Debo reconocer que no sabría
situar en un plano los lugares por los que nos hemos movido en estos dos
primeros días. Carezco de plano y no sé si existirá uno de esos que se entrega
al visitante y que acaba hecho un asco en el bolsillo de un pantalón. Soy
incapaz de trazar un itinerario lógico. Si alguien me preguntara para organizar
su visita me pondría en un compromiso. No creo que nadie me pare en mitad de la
calle y me pregunte tal o cual dirección. Menos mal.
Al trasladarnos en furgoneta de
un lugar a otro perdemos la posibilidad de callejear, que es lo que siempre me
ha servido para situarme. Necesito sentir en los pies la tierra -y no tanto en
mi seca nariz- y los lugares que visito a la velocidad del caminar para retener
los datos y asimilarlos. Quizá soy excesivamente cuadriculado y debo relajarme
y gozar. Dejar que todo penetre en mí y no empeñarme en meterlo todo en la
cabeza y cada cosa en su cajita bien archivada.

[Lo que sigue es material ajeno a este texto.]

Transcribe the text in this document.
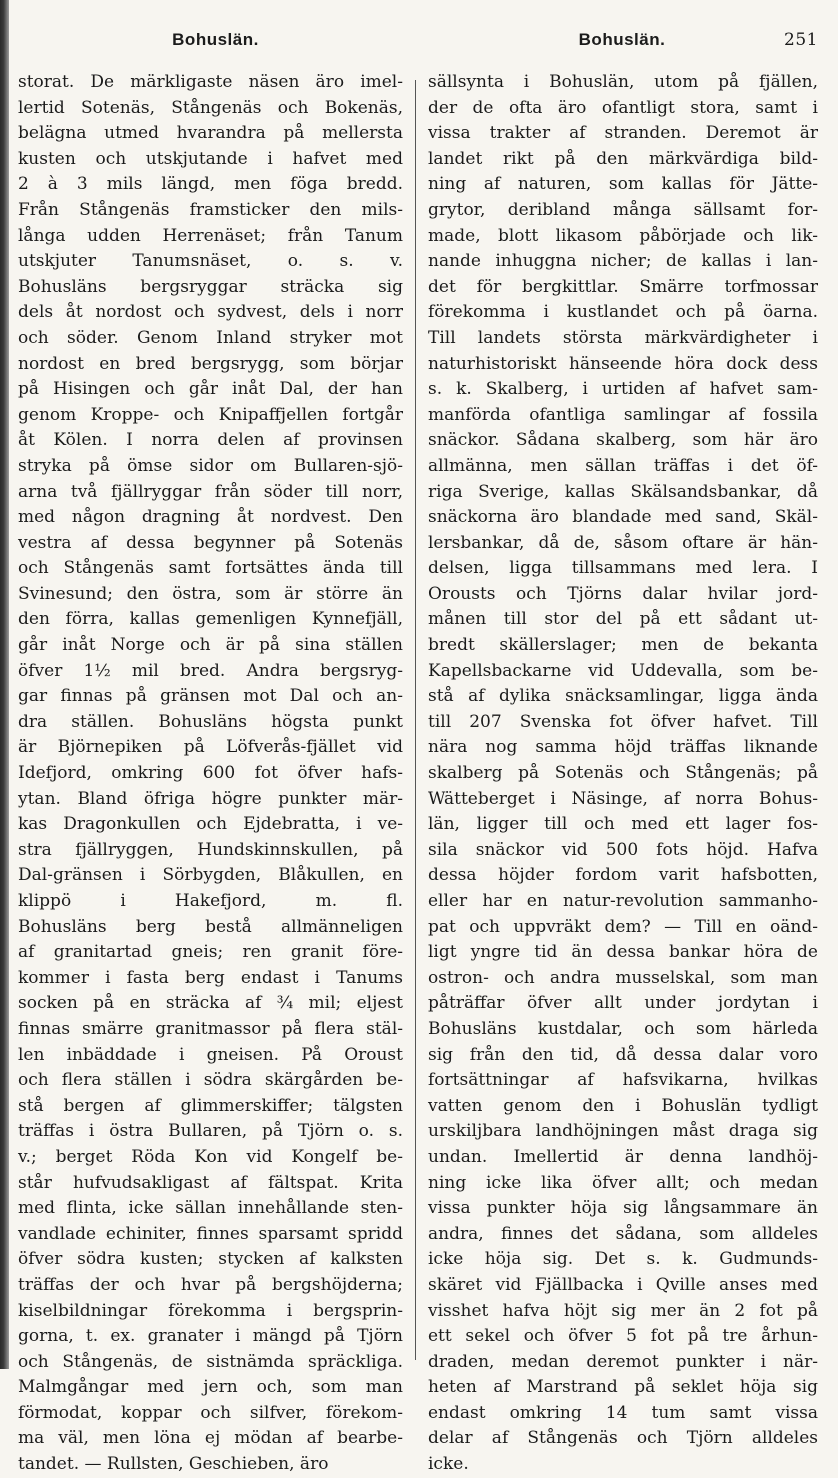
Bohuslän.	Bohuslän.	251
storat. De märkligaste näsen äro imel-
lertid Sotenäs, Stångenäs och Bokenäs,
belägna utmed hvarandra på mellersta
kusten och utskjutande i hafvet med
2 à 3 mils längd, men föga bredd.
Från Stångenäs framsticker den mils-
långa udden Herrenäset; från Tanum
utskjuter Tanumsnäset, o. s. v.
Bohusläns bergsryggar sträcka sig
dels åt nordost och sydvest, dels i norr
och söder. Genom Inland stryker mot
nordost en bred bergsrygg, som börjar
på Hisingen och går inåt Dal, der han
genom Kroppe- och Knipaffjellen fortgår
åt Kölen. I norra delen af provinsen
stryka på ömse sidor om Bullaren-sjö-
arna två fjällryggar från söder till norr,
med någon dragning åt nordvest. Den
vestra af dessa begynner på Sotenäs
och Stångenäs samt fortsättes ända till
Svinesund; den östra, som är större än
den förra, kallas gemenligen Kynnefjäll,
går inåt Norge och är på sina ställen
öfver 1½ mil bred. Andra bergsryg-
gar finnas på gränsen mot Dal och an-
dra ställen. Bohusläns högsta punkt
är Björnepiken på Löfverås-fjället vid
Idefjord, omkring 600 fot öfver hafs-
ytan. Bland öfriga högre punkter mär-
kas Dragonkullen och Ejdebratta, i ve-
stra fjällryggen, Hundskinnskullen, på
Dal-gränsen i Sörbygden, Blåkullen, en
klippö i Hakefjord, m. fl.
Bohusläns berg bestå allmänneligen
af granitartad gneis; ren granit före-
kommer i fasta berg endast i Tanums
socken på en sträcka af ¾ mil; eljest
finnas smärre granitmassor på flera stäl-
len inbäddade i gneisen. På Oroust
och flera ställen i södra skärgården be-
stå bergen af glimmerskiffer; tälgsten
träffas i östra Bullaren, på Tjörn o. s.
v.; berget Röda Kon vid Kongelf be-
står hufvudsakligast af fältspat. Krita
med flinta, icke sällan innehållande sten-
vandlade echiniter, finnes sparsamt spridd
öfver södra kusten; stycken af kalksten
träffas der och hvar på bergshöjderna;
kiselbildningar förekomma i bergsprin-
gorna, t. ex. granater i mängd på Tjörn
och Stångenäs, de sistnämda spräckliga.
Malmgångar med jern och, som man
förmodat, koppar och silfver, förekom-
ma väl, men löna ej mödan af bearbe-
tandet. — Rullsten, Geschieben, äro
sällsynta i Bohuslän, utom på fjällen,
der de ofta äro ofantligt stora, samt i
vissa trakter af stranden. Deremot är
landet rikt på den märkvärdiga bild-
ning af naturen, som kallas för Jätte-
grytor, deribland många sällsamt for-
made, blott likasom påbörjade och lik-
nande inhuggna nicher; de kallas i lan-
det för bergkittlar. Smärre torfmossar
förekomma i kustlandet och på öarna.
Till landets största märkvärdigheter i
naturhistoriskt hänseende höra dock dess
s. k. Skalberg, i urtiden af hafvet sam-
manförda ofantliga samlingar af fossila
snäckor. Sådana skalberg, som här äro
allmänna, men sällan träffas i det öf-
riga Sverige, kallas Skälsandsbankar, då
snäckorna äro blandade med sand, Skäl-
lersbankar, då de, såsom oftare är hän-
delsen, ligga tillsammans med lera. I
Orousts och Tjörns dalar hvilar jord-
månen till stor del på ett sådant ut-
bredt skällerslager; men de bekanta
Kapellsbackarne vid Uddevalla, som be-
stå af dylika snäcksamlingar, ligga ända
till 207 Svenska fot öfver hafvet. Till
nära nog samma höjd träffas liknande
skalberg på Sotenäs och Stångenäs; på
Wätteberget i Näsinge, af norra Bohus-
län, ligger till och med ett lager fos-
sila snäckor vid 500 fots höjd. Hafva
dessa höjder fordom varit hafsbotten,
eller har en natur-revolution sammanho-
pat och uppvräkt dem? — Till en oänd-
ligt yngre tid än dessa bankar höra de
ostron- och andra musselskal, som man
påträffar öfver allt under jordytan i
Bohusläns kustdalar, och som härleda
sig från den tid, då dessa dalar voro
fortsättningar af hafsvikarna, hvilkas
vatten genom den i Bohuslän tydligt
urskiljbara landhöjningen måst draga sig
undan. Imellertid är denna landhöj-
ning icke lika öfver allt; och medan
vissa punkter höja sig långsammare än
andra, finnes det sådana, som alldeles
icke höja sig. Det s. k. Gudmunds-
skäret vid Fjällbacka i Qville anses med
visshet hafva höjt sig mer än 2 fot på
ett sekel och öfver 5 fot på tre århun-
draden, medan deremot punkter i när-
heten af Marstrand på seklet höja sig
endast omkring 14 tum samt vissa
delar af Stångenäs och Tjörn alldeles
icke.
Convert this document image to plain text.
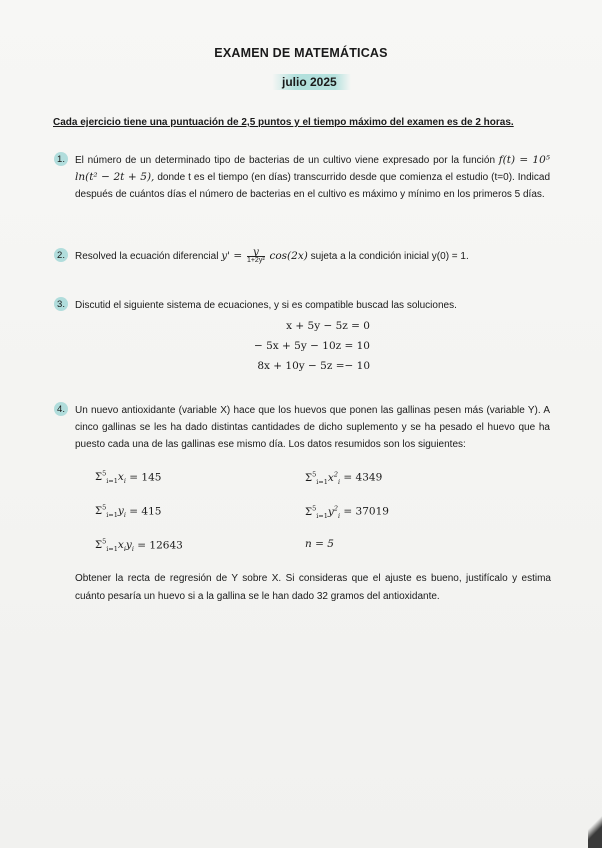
EXAMEN DE MATEMÁTICAS
julio 2025
Cada ejercicio tiene una puntuación de 2,5 puntos y el tiempo máximo del examen es de 2 horas.
1.	El número de un determinado tipo de bacterias de un cultivo viene expresado por la función f(t) = 10⁵ ln(t² − 2t + 5), donde t es el tiempo (en días) transcurrido desde que comienza el estudio (t=0). Indicad después de cuántos días el número de bacterias en el cultivo es máximo y mínimo en los primeros 5 días.
2.	Resolved la ecuación diferencial $y' = \frac{y}{\text{1+2y²}} \cos(2x)$ sujeta a la condición inicial y(0) = 1.
3.	Discutid el siguiente sistema de ecuaciones, y si es compatible buscad las soluciones.
x + 5y − 5z = 0
− 5x + 5y − 10z = 10
8x + 10y − 5z =− 10
4.	Un nuevo antioxidante (variable X) hace que los huevos que ponen las gallinas pesen más (variable Y). A cinco gallinas se les ha dado distintas cantidades de dicho suplemento y se ha pesado el huevo que ha puesto cada una de las gallinas ese mismo día. Los datos resumidos son los siguientes:
$\Sigma^5_{i=1}x_i = 145$	$\Sigma^5_{i=1}x^2_i = 4349$
$\Sigma^5_{i=1}y_i = 415$	$\Sigma^5_{i=1}y^2_i = 37019$
$\Sigma^5_{i=1}x_iy_i = 12643$	n = 5
Obtener la recta de regresión de Y sobre X. Si consideras que el ajuste es bueno, justifícalo y estima cuánto pesaría un huevo si a la gallina se le han dado 32 gramos del antioxidante.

Para mí, Serekunda, que es uno
de los lugares por donde nos hemos movido, es una larga carretera en obras (con
participación de una empresa constructora española), calles polvorientas por
donde flota la arena en suspensión, una sucesión de construcciones bajas,
tiendas intrascendentes, rótulos que no me dicen para nada, gente yendo de un
lugar a otro sin aparente orden, lo cual me entusiasma, y la búsqueda de un
centro de la ciudad que me temo no existe. Tampoco sé si nos resultaría útil
para movernos.
Sigo mi instinto y dejo que las
imágenes, los sonidos y los aromas suaves o fuertes penetren en forma de
escenas cotidianas siempre curiosas para un visitante. Ésa es la fascinación
que busco y me atrevo a afirmar que también el resto del grupo. El paisaje
urbano está lejos de la hermosura o de la armonía, pero ofrece un caos tan
sugerente, exótico y dinámico que es infinitamente más divertido.